School of Physics, Georgia Institute of Technology, Atlanta, Georgia 30332, United States.
UT/ORNL Center for Molecular Biophysics, Oak Ridge National Laboratory, Oak Ridge, Tennessee 37830, United States.
J Chem Inf Model. 2020 Dec 28;60(12):5832-5852. doi: 10.1021/acs.jcim.0c01010. Epub 2020 Dec 16.

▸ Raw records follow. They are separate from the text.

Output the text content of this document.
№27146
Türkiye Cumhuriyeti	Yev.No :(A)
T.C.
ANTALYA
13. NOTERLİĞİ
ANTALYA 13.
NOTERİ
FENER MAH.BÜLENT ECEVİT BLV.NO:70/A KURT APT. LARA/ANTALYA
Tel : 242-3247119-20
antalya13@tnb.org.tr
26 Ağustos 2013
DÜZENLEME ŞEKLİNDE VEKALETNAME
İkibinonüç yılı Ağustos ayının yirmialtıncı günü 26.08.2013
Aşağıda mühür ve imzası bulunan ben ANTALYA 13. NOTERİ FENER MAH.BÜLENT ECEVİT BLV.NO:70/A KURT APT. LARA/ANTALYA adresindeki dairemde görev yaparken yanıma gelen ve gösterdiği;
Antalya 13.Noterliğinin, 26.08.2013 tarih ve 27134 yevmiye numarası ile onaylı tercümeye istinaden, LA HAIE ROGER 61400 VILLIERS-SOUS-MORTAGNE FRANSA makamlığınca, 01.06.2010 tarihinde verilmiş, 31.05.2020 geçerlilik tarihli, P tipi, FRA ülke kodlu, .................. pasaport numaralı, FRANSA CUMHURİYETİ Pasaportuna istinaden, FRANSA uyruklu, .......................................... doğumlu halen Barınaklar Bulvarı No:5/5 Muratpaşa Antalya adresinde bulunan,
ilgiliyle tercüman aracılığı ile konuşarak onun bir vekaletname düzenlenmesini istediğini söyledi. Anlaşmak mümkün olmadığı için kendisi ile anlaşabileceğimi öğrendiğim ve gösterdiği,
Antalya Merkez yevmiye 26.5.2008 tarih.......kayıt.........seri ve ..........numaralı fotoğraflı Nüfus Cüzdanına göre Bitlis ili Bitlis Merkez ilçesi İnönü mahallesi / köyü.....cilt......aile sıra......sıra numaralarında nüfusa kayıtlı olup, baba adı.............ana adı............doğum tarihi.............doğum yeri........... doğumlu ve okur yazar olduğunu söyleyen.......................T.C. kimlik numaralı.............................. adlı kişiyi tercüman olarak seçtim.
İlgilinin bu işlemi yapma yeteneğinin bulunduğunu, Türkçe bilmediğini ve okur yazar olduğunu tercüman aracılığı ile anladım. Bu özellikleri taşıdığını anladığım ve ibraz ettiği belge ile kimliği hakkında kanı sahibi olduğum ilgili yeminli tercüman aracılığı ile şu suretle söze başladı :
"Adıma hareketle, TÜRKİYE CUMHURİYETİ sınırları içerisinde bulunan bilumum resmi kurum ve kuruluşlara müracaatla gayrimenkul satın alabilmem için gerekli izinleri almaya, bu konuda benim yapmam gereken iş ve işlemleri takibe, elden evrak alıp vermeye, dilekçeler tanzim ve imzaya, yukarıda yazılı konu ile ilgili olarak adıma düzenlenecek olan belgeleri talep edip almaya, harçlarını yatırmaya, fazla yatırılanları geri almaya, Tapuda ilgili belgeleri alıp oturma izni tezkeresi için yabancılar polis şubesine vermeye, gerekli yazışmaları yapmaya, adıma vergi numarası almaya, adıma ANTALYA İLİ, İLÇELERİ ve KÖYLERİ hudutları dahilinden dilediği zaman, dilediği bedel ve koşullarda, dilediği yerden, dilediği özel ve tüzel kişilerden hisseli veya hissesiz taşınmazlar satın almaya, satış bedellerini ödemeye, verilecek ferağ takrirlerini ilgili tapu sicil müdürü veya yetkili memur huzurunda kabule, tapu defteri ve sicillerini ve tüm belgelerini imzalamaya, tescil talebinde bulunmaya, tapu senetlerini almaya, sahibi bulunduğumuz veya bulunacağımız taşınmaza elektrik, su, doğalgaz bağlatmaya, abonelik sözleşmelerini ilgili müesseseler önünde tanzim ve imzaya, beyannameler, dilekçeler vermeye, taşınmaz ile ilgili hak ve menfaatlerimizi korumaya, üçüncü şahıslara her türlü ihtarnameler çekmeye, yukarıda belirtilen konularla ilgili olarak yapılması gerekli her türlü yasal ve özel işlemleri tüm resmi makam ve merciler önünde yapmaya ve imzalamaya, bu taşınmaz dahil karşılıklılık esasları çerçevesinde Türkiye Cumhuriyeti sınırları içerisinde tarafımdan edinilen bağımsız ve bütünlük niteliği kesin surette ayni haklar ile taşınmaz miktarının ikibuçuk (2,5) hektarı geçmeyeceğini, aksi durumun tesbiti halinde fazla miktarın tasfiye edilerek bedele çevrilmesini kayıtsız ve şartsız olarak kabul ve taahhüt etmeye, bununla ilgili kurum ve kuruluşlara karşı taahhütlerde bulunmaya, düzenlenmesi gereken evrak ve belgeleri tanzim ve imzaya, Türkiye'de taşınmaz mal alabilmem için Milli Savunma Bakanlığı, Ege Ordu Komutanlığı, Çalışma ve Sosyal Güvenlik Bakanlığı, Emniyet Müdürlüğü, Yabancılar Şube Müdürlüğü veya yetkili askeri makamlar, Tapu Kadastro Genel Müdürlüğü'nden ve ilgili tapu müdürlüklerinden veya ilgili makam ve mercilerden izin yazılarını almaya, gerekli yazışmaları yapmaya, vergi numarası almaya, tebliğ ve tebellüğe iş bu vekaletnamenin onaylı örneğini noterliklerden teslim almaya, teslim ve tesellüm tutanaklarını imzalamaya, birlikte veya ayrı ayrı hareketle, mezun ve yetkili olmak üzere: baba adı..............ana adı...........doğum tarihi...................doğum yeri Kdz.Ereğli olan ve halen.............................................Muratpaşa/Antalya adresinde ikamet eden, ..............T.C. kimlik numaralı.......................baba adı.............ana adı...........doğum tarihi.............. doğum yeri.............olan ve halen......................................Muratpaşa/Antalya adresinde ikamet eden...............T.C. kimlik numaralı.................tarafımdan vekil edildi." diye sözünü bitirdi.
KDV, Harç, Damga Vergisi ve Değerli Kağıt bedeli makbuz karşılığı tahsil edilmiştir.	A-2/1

We present a supercomputer-driven pipeline for in silico drug discovery using enhanced sampling molecular dynamics (MD) and ensemble docking. Ensemble docking makes use of MD results by docking compound databases into representative protein binding-site conformations, thus taking into account the dynamic properties of the binding sites. We also describe preliminary results obtained for 24 systems involving eight proteins of the proteome of SARS-CoV-2. The MD involves temperature replica exchange enhanced sampling, making use of massively parallel supercomputing to quickly sample the configurational space of protein drug targets. Using the Summit supercomputer at the Oak Ridge National Laboratory, more than 1 ms of enhanced sampling MD can be generated per day. We have ensemble docked repurposing databases to 10 configurations of each of the 24 SARS-CoV-2 systems using AutoDock Vina. Comparison to experiment demonstrates remarkably high hit rates for the top scoring tranches of compounds identified by our ensemble approach. We also demonstrate that, using Autodock-GPU on Summit, it is possible to perform exhaustive docking of one billion compounds in under 24 h. Finally, we discuss preliminary results and planned improvements to the pipeline, including the use of quantum mechanical (QM), machine learning, and artificial intelligence (AI) methods to cluster MD trajectories and rescore docking poses.
我们提出了一个使用增强采样分子动力学 (MD) 和整体对接进行计算机药物发现的超级计算机驱动管道。整体对接利用 MD 结果将化合物数据库对接入代表性的蛋白质结合部位构象,从而考虑到结合部位的动态特性。我们还描述了针对涉及 SARS-CoV-2 蛋白质组中 8 种蛋白质的 24 个系统获得的初步结果。MD 涉及温度复制交换增强采样,利用大规模并行超级计算快速采样蛋白质药物靶标的构象空间。使用橡树岭国家实验室的 Summit 超级计算机,每天可以生成超过 1 毫秒的增强采样 MD。我们使用 AutoDock Vina 将再利用数据库整体对接至 24 个 SARS-CoV-2 系统中的每 10 个配置。与实验的比较表明,我们的整体方法识别的化合物的得分最高的部分具有非常高的命中率。我们还证明,使用 Summit 上的 Autodock-GPU,可以在不到 24 小时内对十亿个化合物进行详尽的对接。最后,我们讨论了管道的初步结果和计划改进,包括使用量子力学 (QM)、机器学习和人工智能 (AI) 方法对 MD 轨迹进行聚类和重新对接构象。